El ambiente ensombrecía mientras María Gabriela se rebelaba en la ciudad que no duerme, su mal carácter de niña consentida brotó y las institutrices renunciaban despavoridas por desconsideración y malcriadez. Aborrecía degustar las delicatesses de la gran manzana, el gusto por el buen comer se aprende y aprender no estaba en su menú. Además, son tantas las comodidades que ofrece el imperio, que aburren.

El idioma inglés le era difícil, el francés no lo entendía y se rindió, ni siquiera lograba decir “merde” con propiedad; se paseó por el italiano por instantes, pero de tanto esfuerzo concluyó en que el palabrerío barinés veguero era lo suyo. Un sabroso picadillo llanero, pisillo de chigüire, pabellón criollo, carne en vara, quizás un sancocho de res; y como postre, majarete de coco, dulce de lechosa, asistido con chicha de maíz. ¿Cómo culparla? ¡lo descrito es un manjar! El caviar, el paté de fois, carnes maduradas, salmón, lenguado, bouillabaise, champagne, vinos, son sabores para paladares no entrenados bajo el sol llanero. El heredero le falló, quizás a su pesar (¿o no?) al pater tiranus, a la moza no la rescata ni siquiera la milonga mental de Cristina, reina del peronismo kirchnerizado.

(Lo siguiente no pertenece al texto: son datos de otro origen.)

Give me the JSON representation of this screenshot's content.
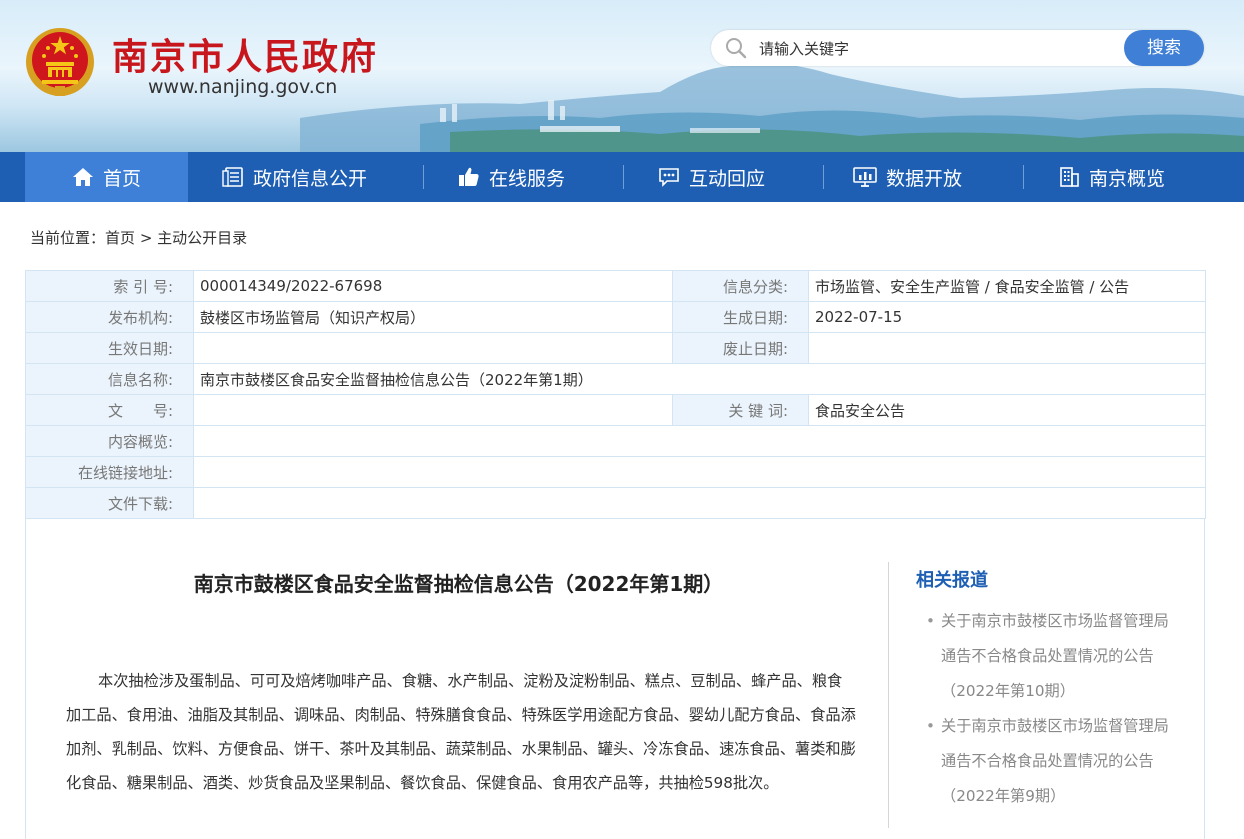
{
  "header": {
    "site_title": "南京市人民政府",
    "site_url": "www.nanjing.gov.cn",
    "search_placeholder": "请输入关键字",
    "search_button": "搜索"
  },
  "nav": {
    "items": [
      {
        "label": "首页",
        "icon": "home-icon",
        "active": true
      },
      {
        "label": "政府信息公开",
        "icon": "document-icon",
        "active": false
      },
      {
        "label": "在线服务",
        "icon": "thumbs-up-icon",
        "active": false
      },
      {
        "label": "互动回应",
        "icon": "chat-icon",
        "active": false
      },
      {
        "label": "数据开放",
        "icon": "monitor-chart-icon",
        "active": false
      },
      {
        "label": "南京概览",
        "icon": "building-icon",
        "active": false
      }
    ]
  },
  "breadcrumb": {
    "prefix": "当前位置：",
    "home": "首页",
    "separator": ">",
    "current": "主动公开目录"
  },
  "meta": {
    "index_no_label": "索 引 号:",
    "index_no": "000014349/2022-67698",
    "category_label": "信息分类:",
    "category": "市场监管、安全生产监管 / 食品安全监管 / 公告",
    "publisher_label": "发布机构:",
    "publisher": "鼓楼区市场监管局（知识产权局）",
    "created_label": "生成日期:",
    "created": "2022-07-15",
    "effective_label": "生效日期:",
    "effective": "",
    "abolished_label": "废止日期:",
    "abolished": "",
    "name_label": "信息名称:",
    "name": "南京市鼓楼区食品安全监督抽检信息公告（2022年第1期）",
    "doc_no_label": "文　　号:",
    "doc_no": "",
    "keywords_label": "关 键 词:",
    "keywords": "食品安全公告",
    "summary_label": "内容概览:",
    "summary": "",
    "link_label": "在线链接地址:",
    "link": "",
    "download_label": "文件下载:",
    "download": ""
  },
  "article": {
    "title": "南京市鼓楼区食品安全监督抽检信息公告（2022年第1期）",
    "body": "本次抽检涉及蛋制品、可可及焙烤咖啡产品、食糖、水产制品、淀粉及淀粉制品、糕点、豆制品、蜂产品、粮食加工品、食用油、油脂及其制品、调味品、肉制品、特殊膳食食品、特殊医学用途配方食品、婴幼儿配方食品、食品添加剂、乳制品、饮料、方便食品、饼干、茶叶及其制品、蔬菜制品、水果制品、罐头、冷冻食品、速冻食品、薯类和膨化食品、糖果制品、酒类、炒货食品及坚果制品、餐饮食品、保健食品、食用农产品等，共抽检598批次。"
  },
  "related": {
    "title": "相关报道",
    "items": [
      "关于南京市鼓楼区市场监督管理局通告不合格食品处置情况的公告（2022年第10期）",
      "关于南京市鼓楼区市场监督管理局通告不合格食品处置情况的公告（2022年第9期）"
    ]
  },
  "colors": {
    "brand_red": "#c8161d",
    "nav_blue": "#1e5fb4",
    "nav_active": "#3e80d8",
    "label_bg": "#ebf4fc",
    "search_button": "#3f7fd6"
  }
}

Aparece en escena Cilia, pero parte de la familia se encuentra ostensiblemente envuelta en escándalos, negociados e inconvenientes imágenes y fotografías en las redes sociales. La primera combatiente de pendeja nada. Inteligente y con experiencia, fuerte de carácter y poco le tiembla la mano. Se convenció de que lo conveniente era cuidar sus intereses y a su marido para que llevara su presidencia a feliz término en 2018 entre habladeras (de él) y bailes (de los dos). ¿Lo logrará? Nadie lo sabe. Lo cierto es que tiene influencia y mucha ayuda dentro y fuera, no será la favorecida, con suerte compañera en el exilio.

Entretanto y con perspicaz discreción los hermanos Rodríguez aseguran una potencial sucesora. El psiquiatra es astuto y avispado. De los recovecos insondables del facultativo smarmatiquiano asoma la hermana, corta de quijada y extensa en anteojos, se encuentra en el más cercano entorno de la pareja presidencial.

El alcalde, que de gafo poco tiene, utiliza su habilidad en el conocimiento del laberinto mental y la noción en el corto circuito de las neuronas; la convierte en Canciller dada a conocer por pelearse con medio mundo. Al mejor estilo castro-madurista, defiende con fiereza, regaños y espiraciones la posición de su gobierno con citas que a nadie impresionan e ironías que no sacan sonrisas, pero consiguen su objetivo: encorajinan a todos.

Juntos, coordinan negociaciones y diálogo con la MUD -que se enculilló con la foto- engatusándolos una y otra vez; el Vaticano, el Papa y uno que otro cardenal, con todo y sus 2.000 años de experiencia, caen víctimas enredados y embaucados por la pareja diabólica. Y hasta Diosdado se quedó con el mazo al hombro, los ojos claros y sin vista. La reina se sienta en la presidencia de la chimbísima constituyente.

Tragedia al estilo griego que se va convirtiendo en bufonada circense. Maduro se subordinó y le entregaron su carta de buena conducta. Y el capitalino capitán practica al detalle y con fervor las enseñanzas de la escuela JVR: lo importante no es el poder, sino que el poder lo necesite a uno.